Hospitals are facing significant financial challenges due to rising costs, labor shortages, and an influx of denied claims. A Kaiser Family Foundation study found that insurance companies initially deny 17% of claims on average, even for in-network care. The rate of claims denials by payers rose to 11% in 2022 from 10.2% in 2021, resulting in an average of 110,000 unpaid claims per health system that require additional time and expertise to overturn.
Artificial Intelligence (AI) has the potential to revolutionize denials management by streamlining claims processing, enhancing coding accuracy, and extracting essential information from medical records and payer contracts. AI-powered solutions include selection models for account prioritization, workflow acceleration, improved price accuracy, and predictive trend analysis.
Implementing AI in revenue cycle management (RCM) requires consideration of technical, data, talent, and operational factors. Building effective AI models demands quality data, skilled data scientists, robust platforms, and understanding of evolving regulations. Collaboration with industry-leading RCM innovators can accelerate a health system’s path to stronger financial health.

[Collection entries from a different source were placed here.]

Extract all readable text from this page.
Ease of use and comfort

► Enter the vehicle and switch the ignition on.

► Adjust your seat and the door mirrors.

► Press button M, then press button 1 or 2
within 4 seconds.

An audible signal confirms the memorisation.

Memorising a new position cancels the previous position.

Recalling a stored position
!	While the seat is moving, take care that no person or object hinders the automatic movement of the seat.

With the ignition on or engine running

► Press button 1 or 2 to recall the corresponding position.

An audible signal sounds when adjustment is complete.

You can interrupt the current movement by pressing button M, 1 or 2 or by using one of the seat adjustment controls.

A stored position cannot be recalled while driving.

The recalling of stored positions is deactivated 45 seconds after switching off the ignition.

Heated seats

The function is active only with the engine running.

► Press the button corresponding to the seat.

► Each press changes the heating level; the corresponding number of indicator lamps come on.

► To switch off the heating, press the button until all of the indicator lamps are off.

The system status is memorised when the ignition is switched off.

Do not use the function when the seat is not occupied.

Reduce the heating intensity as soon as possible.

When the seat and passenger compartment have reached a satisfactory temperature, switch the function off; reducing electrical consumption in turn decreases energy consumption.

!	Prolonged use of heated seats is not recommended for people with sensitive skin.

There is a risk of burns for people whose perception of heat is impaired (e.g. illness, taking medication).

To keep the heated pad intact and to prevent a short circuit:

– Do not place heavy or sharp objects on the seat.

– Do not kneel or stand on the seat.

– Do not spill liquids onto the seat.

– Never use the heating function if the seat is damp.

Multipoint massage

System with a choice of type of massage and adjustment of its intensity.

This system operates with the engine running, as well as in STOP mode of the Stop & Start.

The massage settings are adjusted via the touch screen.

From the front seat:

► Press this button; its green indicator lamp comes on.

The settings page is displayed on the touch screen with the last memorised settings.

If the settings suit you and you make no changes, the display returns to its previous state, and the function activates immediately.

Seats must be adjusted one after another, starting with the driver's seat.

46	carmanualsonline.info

Large Language Models (LLMs) present both tremendous potential and considerable uncertainty in healthcare. Major players like Google are developing healthcare-specific LLM platforms to mitigate risks. Healthcare organizations are advised to start small, leveraging AI for their most challenging problems, such as patient collections.
Interoperability is critical for successful AI implementation in RCM. The underlying data infrastructure must be capable of routing claim-level, clinical, contract, and operational data to AI models and integrating results into operational workflows. As payers increasingly use AI to process claims, healthcare providers can’t afford to delay adopting AI to benefit their revenue cycle and address the growing challenges in denials management.